Multiple exploitable buffer overflow vulnerabilities exist in image parsing functionality of the CFITSIO library version 3.42. Specially crafted images parsed via the library, can cause a stack-based buffer overflow overwriting arbitrary data.

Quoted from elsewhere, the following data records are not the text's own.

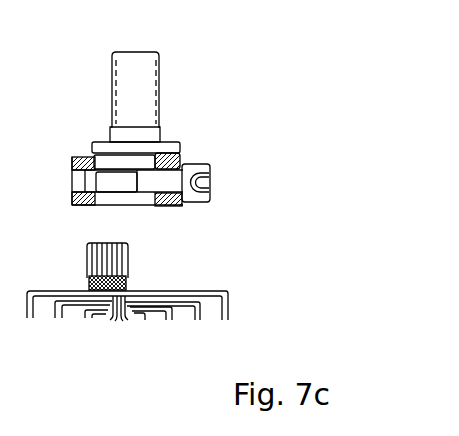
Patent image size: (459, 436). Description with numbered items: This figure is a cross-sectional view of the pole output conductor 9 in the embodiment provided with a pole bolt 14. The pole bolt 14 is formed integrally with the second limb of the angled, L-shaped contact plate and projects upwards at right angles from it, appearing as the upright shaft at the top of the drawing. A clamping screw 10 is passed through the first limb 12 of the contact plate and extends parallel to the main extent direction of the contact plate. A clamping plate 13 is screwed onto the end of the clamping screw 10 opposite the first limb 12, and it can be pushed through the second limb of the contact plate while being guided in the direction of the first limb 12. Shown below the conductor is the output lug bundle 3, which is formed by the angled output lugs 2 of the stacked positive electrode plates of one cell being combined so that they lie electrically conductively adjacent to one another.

The pole output conductor 9 is at (58, 42).
The pole bolt 14 is at (137, 90).
The clamping plate 13 is at (76, 157).
The first limb 12 is at (182, 153).
The clamping screw 10 is at (210, 182).
The output lug bundle 3 is at (103, 253).
The output lugs 2 is at (163, 287).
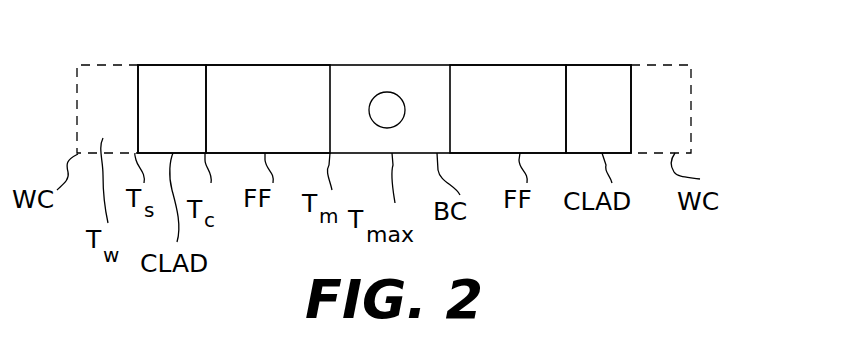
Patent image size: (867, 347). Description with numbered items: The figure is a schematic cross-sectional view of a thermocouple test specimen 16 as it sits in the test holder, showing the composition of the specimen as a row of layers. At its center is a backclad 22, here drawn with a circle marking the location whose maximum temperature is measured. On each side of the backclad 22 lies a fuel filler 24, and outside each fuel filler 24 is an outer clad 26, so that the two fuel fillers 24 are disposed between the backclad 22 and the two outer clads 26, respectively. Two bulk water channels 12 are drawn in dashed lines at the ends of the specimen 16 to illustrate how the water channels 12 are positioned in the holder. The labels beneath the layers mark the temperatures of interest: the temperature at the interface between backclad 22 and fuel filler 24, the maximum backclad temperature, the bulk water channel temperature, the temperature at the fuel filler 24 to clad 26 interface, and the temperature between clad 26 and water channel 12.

The bulk water channel 12 is at (384, 109).
The thermocouple test specimen 16 is at (548, 62).
The backclad 22 is at (406, 111).
The fuel filler 24 is at (386, 109).
The outer clad 26 is at (384, 109).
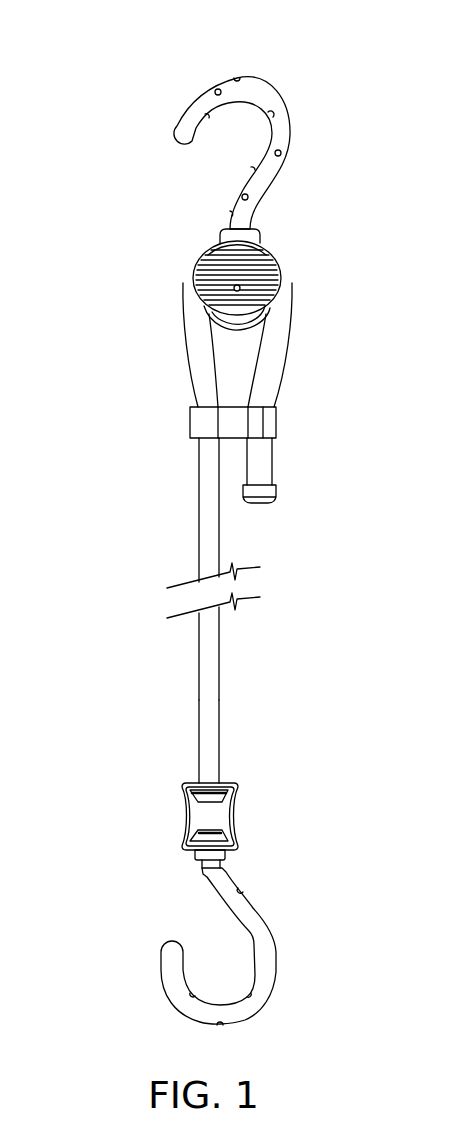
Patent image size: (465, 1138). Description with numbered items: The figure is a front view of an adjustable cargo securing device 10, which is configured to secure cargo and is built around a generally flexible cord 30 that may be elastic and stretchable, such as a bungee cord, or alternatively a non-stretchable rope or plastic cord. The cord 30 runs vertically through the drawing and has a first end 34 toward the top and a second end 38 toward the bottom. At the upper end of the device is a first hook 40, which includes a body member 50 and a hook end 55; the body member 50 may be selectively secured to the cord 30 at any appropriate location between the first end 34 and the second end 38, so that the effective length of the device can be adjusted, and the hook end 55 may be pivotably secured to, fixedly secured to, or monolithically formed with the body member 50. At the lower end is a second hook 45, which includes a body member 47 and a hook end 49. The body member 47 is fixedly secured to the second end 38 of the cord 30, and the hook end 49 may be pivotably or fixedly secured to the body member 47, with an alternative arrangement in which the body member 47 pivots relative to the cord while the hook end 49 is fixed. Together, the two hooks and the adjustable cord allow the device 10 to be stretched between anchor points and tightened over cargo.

The adjustable cargo securing device 10 is at (140, 442).
The hook end 55 is at (273, 102).
The body member 50 is at (212, 245).
The first hook 40 is at (272, 248).
The first end 34 is at (265, 458).
The cord 30 is at (208, 545).
The second end 38 is at (208, 760).
The second hook 45 is at (237, 837).
The body member 47 is at (198, 810).
The hook end 49 is at (265, 933).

An attacker can deliver an FIT image to trigger this vulnerability and potentially gain code execution.
Comment 4 D'juan McDonald (domhnall) 2019-10-18 17:42:31 UTC
(In reply to D'juan McDonald (domhnall) from comment #3)
>..are CVE-2018-4846

CVE-2018-3846
Comment 5 Sam James archtester gentoo-dev Security 2020-06-13 17:04:31 UTC
ping..
Comment 6 Sam James archtester gentoo-dev Security 2020-07-18 21:01:50 UTC
ping
Comment 7 Larry the Git Cow gentoo-dev 2021-01-02 20:31:34 UTC
The bug has been referenced in the following commit(s):

https://gitweb.gentoo.org/repo/gentoo.git/commit/?id=a901fb5b9a1e317224a8126783bea78045554eaf

commit a901fb5b9a1e317224a8126783bea78045554eaf
Author:     Sam James <sam@gentoo.org>
AuthorDate: 2020-07-19 20:05:50 +0000
Commit:     Andreas Sturmlechner <asturm@gentoo.org>
CommitDate: 2021-01-02 20:30:54 +0000

    sci-libs/cfitsio: security bump to 3.480
    
    Changes:
    * Update licence to ISC
    * EAPI 7 bump
    * Drop doc, examples USE flags
    * Remove other now non-existent options upstream
    
    Bug: https://bugs.gentoo.org/673944
    Package-Manager: Portage-2.3.103, Repoman-2.3.23
    Signed-off-by: Sam James <sam@gentoo.org>
    Closes: https://github.com/gentoo/gentoo/pull/16749
    Signed-off-by: Andreas Sturmlechner <asturm@gentoo.org>

 sci-libs/cfitsio/Manifest             |  1 +
 sci-libs/cfitsio/cfitsio-3.480.ebuild | 71 +++++++++++++++++++++++++++++++++++
 2 files changed, 72 insertions(+)
Comment 8 Sam James archtester gentoo-dev Security 2021-01-06 06:34:26 UTC
x86 done
Comment 9 Sam James archtester gentoo-dev Security 2021-01-07 02:35:21 UTC
ppc done
Comment 10 Sam James archtester gentoo-dev Security 2021-01-07 05:58:04 UTC
amd64 done
Comment 11 Sam James archtester gentoo-dev Security 2021-01-07 11:13:22 UTC
ppc64 done
Comment 12 Sam James archtester gentoo-dev Security 2021-01-10 14:29:23 UTC
sparc done

all arches done
Comment 13 Sam James archtester gentoo-dev Security 2021-01-10 18:05:12 UTC
Please cleanup, thanks!
Comment 14 Larry the Git Cow gentoo-dev 2021-01-25 16:48:11 UTC
The bug has been referenced in the following commit(s):

https://gitweb.gentoo.org/repo/gentoo.git/commit/?id=34a9e327a6f7da965fd701f9b6527927b60c2d73

commit 34a9e327a6f7da965fd701f9b6527927b60c2d73
Author:     Andreas Sturmlechner <asturm@gentoo.org>
AuthorDate: 2021-01-25 16:37:48 +0000
Commit:     Andreas Sturmlechner <asturm@gentoo.org>
CommitDate: 2021-01-25 16:47:58 +0000

    sci-libs/cfitsio: Cleanup vulnerable 3.360, 3.410
    
    Bug: https://bugs.gentoo.org/673944
    Package-Manager: Portage-3.0.14, Repoman-3.0.2
    Signed-off-by: Andreas Sturmlechner <asturm@gentoo.org>

 sci-libs/cfitsio/Manifest             |  2 --
 sci-libs/cfitsio/cfitsio-3.360.ebuild | 57 ----------------------------------
 sci-libs/cfitsio/cfitsio-3.410.ebuild | 58 -----------------------------------
 sci-libs/cfitsio/metadata.xml         |  4 ---
 4 files changed, 121 deletions(-)
Comment 15 GLSAMaker/CVETool Bot gentoo-dev 2021-01-26 00:22:15 UTC
This issue was resolved and addressed in
 GLSA 202101-24 at https://security.gentoo.org/glsa/202101-24
by GLSA coordinator Sam James (sam_c).